Papa Gé : une sorte de « contagion » peut apparaître dans la mesure ou d’autres vont profiter de cela, puisqu’ils en connaissent le scénario. C’est un héritage culturel. À part quelques métropolitains, à Grand-Santi, il ne doit pas y avoir grand-monde exogène. Ils sont djuka, et même ceux qui sont catholiques, témoins de Jehovah, etc. savent ce qu’est une crise de bakru, une crise de possession. Quand ce n’est pas bakru, ce peut être autre chose ; des esprits, de mauvais esprits, ou bien des yorka, ou encore des esprits collectifs. Le bakru, dans ses versions modernes, a la particularité d’être mâle et femelle, donc il se reproduit, vit en bandes, et si on les domestique, on peut les élever comme on élève des oiseaux de proie, une basse-cour ou un troupeau. Un « élevage » de bakru se reconnaît toujours lorsque quelqu’un, dans le village, est devenu subitement riche ou a tellement de chance que les choses lui tombent toutes cuites dans la bouche, cela est extrêmement suspect. Si l’on n’arrive pas à le rappeler à une plus juste distribution ou à être moins arrogant, il risque de se produire des possessions afin de montrer qu’une personne se sert du mal, de la magie, la magie noire, de la sorcellerie. Il est alors désigné comme wisiman, comme sorcier.
Le wisiman peut utiliser des animaux, peut utiliser des objets pour créer des liens, dans le sens de quelque chose qui attache les individus qui voient cet objet, qui le touchent, ou qui simplement ont un imaginaire insuffisamment nourri dans le moment précis et qui peut être envahi par une réponse immédiate… qui est wisi. En creux d’une interrogation qui existe toujours réellement. Une interrogation qui n’a pas encore été satisfaite, sauf pour ceux qui sont religieux, voire fanatisés. Nous avons ce genre de gamins. Pas seulement sur le fleuve mais partout dans le monde, car on sait qu’on a des adolescents demandeurs de satisfaction de leurs interrogations métaphysiques, satisfaction qu’ils n’ont pas. Qu’ils n’ont pas à l’école, qu’ils n’ont pas à la maison…

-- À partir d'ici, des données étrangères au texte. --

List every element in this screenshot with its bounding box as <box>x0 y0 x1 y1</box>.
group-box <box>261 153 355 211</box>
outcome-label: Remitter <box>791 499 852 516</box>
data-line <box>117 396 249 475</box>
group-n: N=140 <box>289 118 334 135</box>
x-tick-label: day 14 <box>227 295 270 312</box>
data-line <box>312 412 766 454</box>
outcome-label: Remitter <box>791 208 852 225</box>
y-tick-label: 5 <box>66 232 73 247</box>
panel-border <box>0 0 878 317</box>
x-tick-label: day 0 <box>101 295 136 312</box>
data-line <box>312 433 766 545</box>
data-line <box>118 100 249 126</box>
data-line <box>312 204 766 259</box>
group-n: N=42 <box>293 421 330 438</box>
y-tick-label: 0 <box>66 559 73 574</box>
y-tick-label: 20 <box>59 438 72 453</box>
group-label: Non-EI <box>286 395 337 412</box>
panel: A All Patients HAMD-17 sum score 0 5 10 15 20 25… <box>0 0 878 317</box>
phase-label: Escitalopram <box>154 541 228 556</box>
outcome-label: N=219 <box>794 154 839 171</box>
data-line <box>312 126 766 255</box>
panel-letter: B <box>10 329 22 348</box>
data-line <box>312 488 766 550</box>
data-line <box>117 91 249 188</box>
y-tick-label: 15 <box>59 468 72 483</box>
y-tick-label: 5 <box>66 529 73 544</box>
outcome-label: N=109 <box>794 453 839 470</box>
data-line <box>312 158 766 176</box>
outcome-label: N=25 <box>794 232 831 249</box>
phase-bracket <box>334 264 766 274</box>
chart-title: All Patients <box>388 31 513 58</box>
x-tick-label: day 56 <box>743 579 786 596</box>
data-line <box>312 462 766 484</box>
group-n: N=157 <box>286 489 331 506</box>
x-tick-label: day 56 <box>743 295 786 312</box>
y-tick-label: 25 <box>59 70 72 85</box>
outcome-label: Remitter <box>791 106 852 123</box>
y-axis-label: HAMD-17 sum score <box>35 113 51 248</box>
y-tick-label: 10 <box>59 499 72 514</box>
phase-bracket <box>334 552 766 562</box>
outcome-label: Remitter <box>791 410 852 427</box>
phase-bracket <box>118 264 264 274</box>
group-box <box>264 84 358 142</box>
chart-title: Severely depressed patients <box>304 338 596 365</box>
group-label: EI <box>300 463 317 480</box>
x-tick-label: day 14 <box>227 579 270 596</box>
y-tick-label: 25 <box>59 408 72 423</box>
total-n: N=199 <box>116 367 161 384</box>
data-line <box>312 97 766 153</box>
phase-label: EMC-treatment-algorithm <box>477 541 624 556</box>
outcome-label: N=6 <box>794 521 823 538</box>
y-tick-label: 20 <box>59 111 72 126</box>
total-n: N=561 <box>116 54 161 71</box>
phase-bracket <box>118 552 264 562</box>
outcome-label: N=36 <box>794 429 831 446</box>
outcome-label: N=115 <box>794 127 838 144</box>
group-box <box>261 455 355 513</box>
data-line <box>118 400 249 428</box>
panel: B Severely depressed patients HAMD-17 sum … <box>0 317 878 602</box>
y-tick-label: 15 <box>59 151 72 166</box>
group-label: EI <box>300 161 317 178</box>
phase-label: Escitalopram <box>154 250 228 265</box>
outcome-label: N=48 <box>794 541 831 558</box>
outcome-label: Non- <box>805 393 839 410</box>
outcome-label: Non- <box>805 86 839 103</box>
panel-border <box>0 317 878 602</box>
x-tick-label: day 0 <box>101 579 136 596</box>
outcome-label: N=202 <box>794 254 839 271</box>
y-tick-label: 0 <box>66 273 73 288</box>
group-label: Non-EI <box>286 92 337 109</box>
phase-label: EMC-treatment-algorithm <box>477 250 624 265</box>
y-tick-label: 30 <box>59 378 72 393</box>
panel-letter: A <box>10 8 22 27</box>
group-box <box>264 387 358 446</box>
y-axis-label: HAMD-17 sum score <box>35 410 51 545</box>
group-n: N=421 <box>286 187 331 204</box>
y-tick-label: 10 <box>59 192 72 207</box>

Qu’est-ce qu’il s’est passé, là ? Plusieurs événements ont fait que des individus ont théâtralisé, de manière peut-être excessive, la présence d’un animal, en l’occurrence un porc-épic. Une autre fois, une odeur suspecte ou… il y aura toujours quelque chose pour déclencher les premiers malaises. Pas forcément des possessions tout de suite. Mais les états où, par contamination, par la suite, car le but est toujours de désigner une personne comme coupable, l’idée qu’une classe, puis deux classes, soient une cinquantaine de personnes (mais enlevons les garçons) puissent être contaminées, fait que le problème va se déplacer. N’y a-t-il pas dans le collège, n’y a-t-il pas dans l’environnement quelque chose – ou quelqu’un – dont on souhaite se débarrasser ? Parce qu’on n’avait peut-être pas imaginé, à l’époque, la portée profonde que cela allait avoir (et là, l’appellation est correcte) sur l’inconscient collectif. Par exemple un objet dont on a perdu le sens, mais qui est là, présent devant nous, et qui brusquement retrouve son sens à cause d’un mauvais augure ici, le porc-épic. Cela aurait pu être un incendie, une crise de gale, des vomissements, une diarrhée collective. On aurait pu chercher la cause dans la physique, mais là, on va la chercher dans la métaphysique. Et il n’y a rien de plus contaminant qu’une réponse métaphysique pour des adolescents ou des jeunes qui sont en attente de ce genre de réponse, surtout s’il y a mal-impression d’une injustice ou de quelque chose qu’ils n’arrivent pas à exprimer ; il y a toujours dans les communautés collégiennes ou scolaires des rumeurs qui répandent l’idée qu’Untel ou Unetelle a le mauvais œil.
C’était donc une occasion. Essayez maintenant de débrouiller tout cela par la science, par la médecine, par tout ce que vous voudrez, il n’en reste pas moins que je suis persuadé que c’était l’occasion pour une quarantaine de gosses de manifester un mal-être par rapport à une situation qu’ils ne savaient pas mettre en œuvre, mettre en scène, et que c’était la bonne occasion.